Käfig has now brought to the Proms a very different show. Here their contemporary street-dance artistry was applied to an aristocratic dance-opera which was composed three centuries ago: Henry Purcell’s The Fairy Queen, being a musical adaptation of Shakespeare’s A Midsummer Night’s Dream. Crazy or what?
There was nothing defensive about Merzouki’s pre-performance statement. The Fairy Queen, he said, ‘is a promise of wonder, a dream populated by magical beings and intertwining plots’. He promised ‘an unheard-of and fascinating encounter of two artistic forms’. And he also had a social message. He wanted to ‘de-sacralise’ what he saw as the elitism of classical music, by confronting it with popular dance – hip-hop – which is an art-form just as demanding. ‘Bringing these two worlds together,’ he said, ‘is part of our desire to introduce dance and music to as many people as possible.’
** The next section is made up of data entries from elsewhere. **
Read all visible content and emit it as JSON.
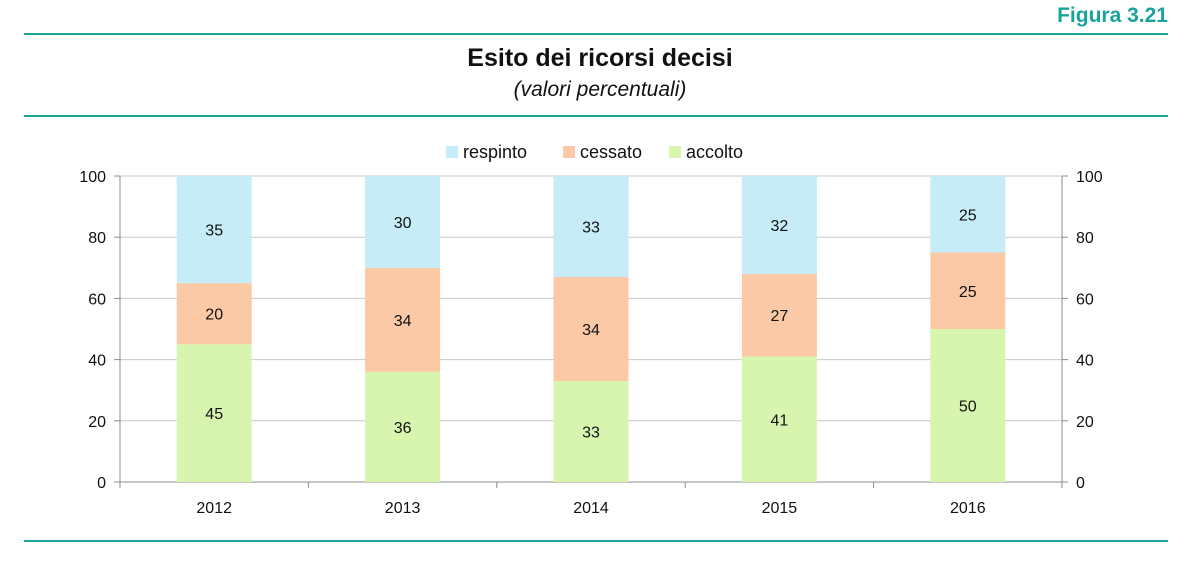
{
  "figure_label": "Figura 3.21",
  "colors": {
    "rule": "#1aa39a",
    "respinto": "#c6ecf8",
    "cessato": "#fbc9a6",
    "accolto": "#d8f5b0",
    "gridline": "#c8c8c8",
    "axis": "#8c8c8c"
  },
  "chart_data": {
    "type": "bar",
    "stacked": true,
    "title": "Esito dei ricorsi decisi",
    "subtitle": "(valori percentuali)",
    "categories": [
      "2012",
      "2013",
      "2014",
      "2015",
      "2016"
    ],
    "series": [
      {
        "name": "accolto",
        "color": "#d8f5b0",
        "values": [
          45,
          36,
          33,
          41,
          50
        ]
      },
      {
        "name": "cessato",
        "color": "#fbc9a6",
        "values": [
          20,
          34,
          34,
          27,
          25
        ]
      },
      {
        "name": "respinto",
        "color": "#c6ecf8",
        "values": [
          35,
          30,
          33,
          32,
          25
        ]
      }
    ],
    "legend_order": [
      "respinto",
      "cessato",
      "accolto"
    ],
    "ylim": [
      0,
      100
    ],
    "yticks": [
      0,
      20,
      40,
      60,
      80,
      100
    ],
    "xlabel": "",
    "ylabel": "",
    "grid": true,
    "legend_position": "top-center",
    "secondary_y_axis": true
  }
}
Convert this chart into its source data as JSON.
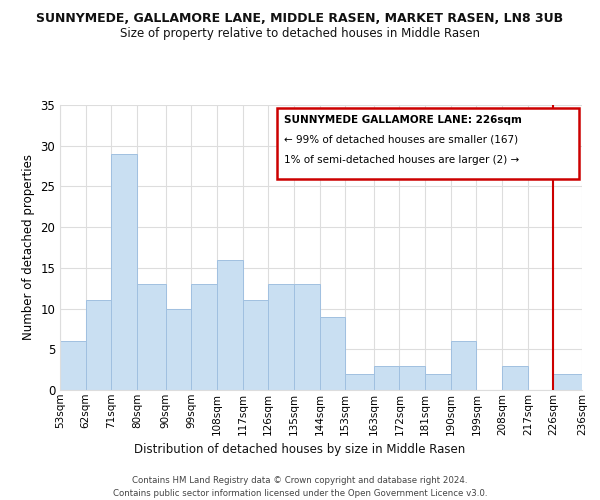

The Fairy Queen © Chris Christodoulou
What made this yoking seem improbable is the fact that the sound was to be created by the musicians of Le Jardin des Voix and Les arts florissants, who are royalty in the world of Baroque music. How could such incompatibles meld? All I can say is that after ten minutes I was a helpless convert: lost in admiration for a heady blend of musical beauty, ribald comedy, and preternaturally clever gymnastics which kept me bewitched and delighted for every second of its hundred minutes.
The plot – about nocturnal fun in the land of the fairies – may have been hazy, but who cared? The essence of this show was a non-stop stream of gorgeous songs punctuated by displays of seemingly weightless hip-hop so fast and so preposterous that the eye sometimes couldn’t follow them.
While the period-instrument orchestra under Paul Agnew’s direction set up a warm and mellow sound, the troupe of dancers and the choir of singers – all alike dark-suited – seemed to merge into one playful, sinuously moving mob, in which singers also danced, and dancers intermittently sang.
The evening’s only lacunae lay in the BBC’s presentation. The programme book didn’t include the libretto, and shockingly didn’t attach singers’ names to the exquisite solos they sang. And why on earth was the spectacle not filmed? No sound broadcast will ever convey the magic of this joyfully unique event.